Theory?” she snapped, with a laugh that played to the back row. She jumped out of her chair and started to grandly collect her photos.

“Huh?”

“You mean my truth!” She flopped back into the chair. Oh, God, she’s never going to leave. “I just have to find my sisters.”

I watched her arrange her pictures again in a sort of pre-determined truth trail, and I assured her I found her life story a compelling inspiration for a book. The notion of a long-lost heir to Hollywood royalty coming to crash the party intrigued me. I thought I could potentially get her a deal. Finally, I was able to direct her through the double doors of my office, making sure she at least received parking validation.

There was one person I thought might take the bait. I can’t remember if Kitty Kelley’s tell-all on Frank Sinatra had already been published yet or not, but I was sure that if anyone could do the research and sell this project, it would have been Kitty. I tracked her down through a friend, spilling out Lizorna’s story in what I had hoped was a more coherent narrative. Kitty told me that she would dig around a little bit and call me back. A few days later, she did.

Kitty explained that she’d found no information to support Lizorna’s claims and she was starting a new project that would rule out any possibility of further investigation. She thanked me for thinking of her. Sidetracked with other projects and an endless supply of cocaine, I didn’t think of it at all until Lizorna called me a few weeks later.

“Well?”

“Kitty Kelley is working on another project right now and she has passed––”         “Can I meet her?”

“I’m afraid not. I can pitch it to a few other people, but the subject seems too hot to handle,” I said, adding the last part in the hapless hope that the prospect of controversy would excite her.

“That’s been the story of my life!” Lizorna yelled at me. She was upset, but I think she was born that way. “No one wants to hear the truth! No one! And I’m real! I’m a real person!” She had just jumped over the rainbow’s edge.

“If I’m able to move this forward at all, I promise to call you,” I said with reptile calm, playing with the track of white on my dark desk, carefully arranging it, tending to it like a Zen gardener, just waiting for the end of this pointless waste of my time.

She choked out a “good-bye” and hung up.
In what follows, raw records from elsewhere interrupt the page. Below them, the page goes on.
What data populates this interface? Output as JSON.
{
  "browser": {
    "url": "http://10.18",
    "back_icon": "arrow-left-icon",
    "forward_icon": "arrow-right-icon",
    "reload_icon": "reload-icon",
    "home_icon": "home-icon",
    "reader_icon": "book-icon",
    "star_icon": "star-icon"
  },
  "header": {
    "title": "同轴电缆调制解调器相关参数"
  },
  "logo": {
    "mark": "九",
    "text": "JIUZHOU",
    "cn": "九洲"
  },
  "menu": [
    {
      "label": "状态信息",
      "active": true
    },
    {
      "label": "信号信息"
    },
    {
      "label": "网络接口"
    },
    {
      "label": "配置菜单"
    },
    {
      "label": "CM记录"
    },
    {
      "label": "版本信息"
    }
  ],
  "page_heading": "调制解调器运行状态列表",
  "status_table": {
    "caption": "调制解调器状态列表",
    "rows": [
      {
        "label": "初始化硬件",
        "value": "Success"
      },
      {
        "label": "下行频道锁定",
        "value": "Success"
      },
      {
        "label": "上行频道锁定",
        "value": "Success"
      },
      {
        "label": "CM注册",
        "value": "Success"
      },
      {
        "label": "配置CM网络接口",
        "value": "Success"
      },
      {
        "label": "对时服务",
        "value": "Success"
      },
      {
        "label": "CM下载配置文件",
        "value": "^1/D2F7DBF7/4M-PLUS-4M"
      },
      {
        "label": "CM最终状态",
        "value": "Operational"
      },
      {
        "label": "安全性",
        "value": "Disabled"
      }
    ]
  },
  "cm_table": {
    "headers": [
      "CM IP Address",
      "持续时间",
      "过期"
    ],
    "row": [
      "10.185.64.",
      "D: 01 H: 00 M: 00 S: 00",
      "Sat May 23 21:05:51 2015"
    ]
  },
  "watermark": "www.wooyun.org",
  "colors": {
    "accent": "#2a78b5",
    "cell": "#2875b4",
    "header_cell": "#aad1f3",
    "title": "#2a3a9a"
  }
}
I sat for a second, wondering why this woman had concocted this odd tale. What had fed her life-long need for attention, her dogged search for her truth? Maybe she was right; she could well have been one more hushed Hollywood secret. I started to pity her, for all of about ten seconds, then took another call, did another bump, and demoted Lizorna to a party anecdote until she stopped getting an easy laugh, then I just let her fade away.